In my mind, writing is an organized system lending structure to thought, but it is not the thoughts themselves. Without drifting too far into epistimology, I would note that our pleasure systems have altered dramatically. We have moved from a visual society to an oral society to a visual one again. Before we could speak, we painted pictures on cave walls. Then came speech and the value of oration. We later developed a vastly distributed writing system with more visual stimuli (Greek statues, tablets and monuments come to mind). Auditory pleasures remained through music and a common delivery system called radio. Then, taking a leap through the centuries came the prominence of the visual medium again through television and now YouTube.
Each generation deals with its own level of distraction. Whatever triggers it is rather immaterial – what is important is how we manage the distractions as they come. I favor mindful living over filling the mind with senseless chatter.
What’s your take?
April 28, 2009
Last week in New York City, I sat down with Distracted author Maggie Jackson for a rare face-to-face interview. It was rare because most of the interviews I conduct are through the digital medium, either via phone, Skype or email. We enjoyed a cup of chamomille tea at a quaint Swedish cafe just off Columbus Circle where, during one of my previous visits, I had spotted Scarlett Johansson rushing by while chatting on her cell phone.

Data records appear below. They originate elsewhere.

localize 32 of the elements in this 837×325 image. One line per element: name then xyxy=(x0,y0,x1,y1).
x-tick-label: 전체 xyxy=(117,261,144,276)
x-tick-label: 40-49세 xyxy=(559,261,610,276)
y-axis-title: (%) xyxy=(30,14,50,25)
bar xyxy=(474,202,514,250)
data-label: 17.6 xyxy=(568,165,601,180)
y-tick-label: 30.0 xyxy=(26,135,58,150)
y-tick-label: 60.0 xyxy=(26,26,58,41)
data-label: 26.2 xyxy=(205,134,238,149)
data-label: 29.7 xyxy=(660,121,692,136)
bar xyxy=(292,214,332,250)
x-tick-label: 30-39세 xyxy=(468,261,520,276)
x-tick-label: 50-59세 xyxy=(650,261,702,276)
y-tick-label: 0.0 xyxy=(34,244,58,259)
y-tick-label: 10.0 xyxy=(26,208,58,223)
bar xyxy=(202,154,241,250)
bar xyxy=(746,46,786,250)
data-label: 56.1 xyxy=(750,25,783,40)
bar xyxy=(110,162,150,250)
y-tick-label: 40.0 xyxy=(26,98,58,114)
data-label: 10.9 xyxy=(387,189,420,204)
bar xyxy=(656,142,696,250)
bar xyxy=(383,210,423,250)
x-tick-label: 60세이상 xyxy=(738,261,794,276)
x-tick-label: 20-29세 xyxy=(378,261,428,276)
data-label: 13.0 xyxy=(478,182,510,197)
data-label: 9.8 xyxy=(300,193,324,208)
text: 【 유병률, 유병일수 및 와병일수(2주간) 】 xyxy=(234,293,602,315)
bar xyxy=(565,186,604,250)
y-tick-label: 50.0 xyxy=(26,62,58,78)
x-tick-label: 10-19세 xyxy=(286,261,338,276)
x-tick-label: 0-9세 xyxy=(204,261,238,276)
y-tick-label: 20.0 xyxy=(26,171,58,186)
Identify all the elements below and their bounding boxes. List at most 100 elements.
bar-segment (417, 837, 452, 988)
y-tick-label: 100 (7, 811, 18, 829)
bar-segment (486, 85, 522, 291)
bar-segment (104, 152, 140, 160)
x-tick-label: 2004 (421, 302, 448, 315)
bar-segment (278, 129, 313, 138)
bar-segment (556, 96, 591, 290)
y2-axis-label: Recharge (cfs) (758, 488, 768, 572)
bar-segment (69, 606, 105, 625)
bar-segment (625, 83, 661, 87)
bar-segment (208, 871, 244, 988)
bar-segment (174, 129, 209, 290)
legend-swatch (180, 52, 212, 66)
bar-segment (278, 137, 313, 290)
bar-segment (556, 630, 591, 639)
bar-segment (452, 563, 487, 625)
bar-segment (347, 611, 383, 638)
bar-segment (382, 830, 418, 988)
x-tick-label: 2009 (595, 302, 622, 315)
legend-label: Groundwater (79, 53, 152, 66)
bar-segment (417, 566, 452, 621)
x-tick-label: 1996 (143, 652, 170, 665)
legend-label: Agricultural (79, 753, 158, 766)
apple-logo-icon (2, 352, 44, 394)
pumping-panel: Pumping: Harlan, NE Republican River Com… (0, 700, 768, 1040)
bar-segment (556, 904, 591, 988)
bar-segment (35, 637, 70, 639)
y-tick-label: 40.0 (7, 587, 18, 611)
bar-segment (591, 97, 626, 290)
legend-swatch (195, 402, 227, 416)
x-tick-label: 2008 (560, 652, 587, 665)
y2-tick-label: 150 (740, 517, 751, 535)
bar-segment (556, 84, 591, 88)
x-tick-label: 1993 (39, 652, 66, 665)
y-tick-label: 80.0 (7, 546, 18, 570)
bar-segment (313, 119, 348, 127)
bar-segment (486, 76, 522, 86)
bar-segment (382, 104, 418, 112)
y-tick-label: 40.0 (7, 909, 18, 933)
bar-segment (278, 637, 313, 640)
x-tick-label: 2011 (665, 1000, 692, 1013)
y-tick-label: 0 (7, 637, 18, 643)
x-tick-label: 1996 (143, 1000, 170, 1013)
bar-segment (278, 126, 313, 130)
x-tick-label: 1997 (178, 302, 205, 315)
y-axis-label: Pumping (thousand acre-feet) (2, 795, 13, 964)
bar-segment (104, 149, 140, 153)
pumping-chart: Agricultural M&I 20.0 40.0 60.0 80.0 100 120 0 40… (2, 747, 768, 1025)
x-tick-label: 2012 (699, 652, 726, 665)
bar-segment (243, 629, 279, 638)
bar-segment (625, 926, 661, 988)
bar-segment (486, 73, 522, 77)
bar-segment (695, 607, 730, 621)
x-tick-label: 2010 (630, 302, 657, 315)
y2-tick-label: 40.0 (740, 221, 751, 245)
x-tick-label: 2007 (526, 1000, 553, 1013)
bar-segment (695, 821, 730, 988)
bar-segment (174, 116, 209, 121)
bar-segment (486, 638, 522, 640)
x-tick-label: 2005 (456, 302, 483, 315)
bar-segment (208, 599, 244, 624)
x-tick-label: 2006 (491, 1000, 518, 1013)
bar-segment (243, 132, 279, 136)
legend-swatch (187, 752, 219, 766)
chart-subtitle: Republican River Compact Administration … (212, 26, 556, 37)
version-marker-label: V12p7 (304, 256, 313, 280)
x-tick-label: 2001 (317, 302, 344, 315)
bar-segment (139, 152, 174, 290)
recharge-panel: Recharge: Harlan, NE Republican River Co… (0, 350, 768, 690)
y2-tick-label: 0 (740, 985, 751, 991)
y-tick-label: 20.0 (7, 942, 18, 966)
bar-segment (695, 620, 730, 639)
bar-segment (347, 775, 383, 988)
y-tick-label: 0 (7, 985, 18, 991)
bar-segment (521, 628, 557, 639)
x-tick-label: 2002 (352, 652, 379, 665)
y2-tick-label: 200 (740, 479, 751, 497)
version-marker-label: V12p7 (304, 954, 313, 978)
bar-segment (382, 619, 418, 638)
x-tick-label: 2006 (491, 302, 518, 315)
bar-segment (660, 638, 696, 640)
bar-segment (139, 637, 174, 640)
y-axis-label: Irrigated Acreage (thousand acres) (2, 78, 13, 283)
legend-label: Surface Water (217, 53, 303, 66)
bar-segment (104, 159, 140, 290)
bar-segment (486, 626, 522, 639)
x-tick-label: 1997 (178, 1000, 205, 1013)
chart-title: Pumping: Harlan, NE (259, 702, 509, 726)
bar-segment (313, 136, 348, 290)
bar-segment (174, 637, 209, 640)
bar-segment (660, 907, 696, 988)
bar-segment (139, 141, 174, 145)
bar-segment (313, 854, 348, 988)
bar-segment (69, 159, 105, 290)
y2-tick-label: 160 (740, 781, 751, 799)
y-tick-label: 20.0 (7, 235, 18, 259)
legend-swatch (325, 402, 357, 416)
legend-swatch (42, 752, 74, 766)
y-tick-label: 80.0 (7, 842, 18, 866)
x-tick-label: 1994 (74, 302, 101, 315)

Once we got acquainted, our discussion quickly turned to one of the subjects in her book that is most pressing on my mind – the blending of man and machine. Digital devices are rapidly becoming extensions of ourselves. Quickly surveying the Manhattan landscape, you are guaranteed to see at least five people with a cell phone or BlackBerry pressed to their skull at any given moment. I had to ponder whether that man on the corner who was smiling into space was actually directing his humor at me or at the pinky-sized ear attachment that blinked periodically as he spoke.
“Our constant connectivity leaves little time for self-reflection,” Maggie aptly stated. She pointed to the surfeit of information we handle on a daily basis. “Virtuality [on some level] trumps ‘reality’.” We have built worlds based on digital data. And now it’s portable, too.
Cultivating our inner self comes when we give our thoughts time and space to unfold. Take the recent Miss USA debacle in which Miss California took a stand against gay marriage. It is said that Miss California felt she was the true winner of the Miss USA pagent because of the number of Facebook friend requests and tweets she received. If that is true, it does not bode well for our children’s generation. Internet ranking as the benchmark for morality? A scary prospect indeed.
“Twitter, by its nature, is very reductive. It accentuates the trivial,” Maggie suggested. She was quick to point out how Twitter exacerbates our love of the instantaneous. Instant gratification informs who we are as a nation. Don’t make me wait. Give me the answers now. Yet, at what cost?
I thought about this as I stepped off the plane at Munich’s International airport. The air was a blend of spring and serenity. People weren’t generally moving at the speed of a Tweet. I returned home to my non-existent couch that I had ordered seven weeks ago.
“You’ll receive it in the eighteenth calendar week,” the sales rep stated, not without a tinge of annoyance that I should expect it any sooner. I marveled at the cultural differences between the US and Germany for a moment. The power of slow shone through once again. Some things take time. We needn’t rush it. The furniture store hasn’t learned about citizen journalism or Twitter yet. Perhaps a new social media movement will provide the tipping point that will make the furniture industry in Europe self-adjust. Given the speed at which Germany moves, it may take decades before they catch up.
And that might not be such a bad thing, after all.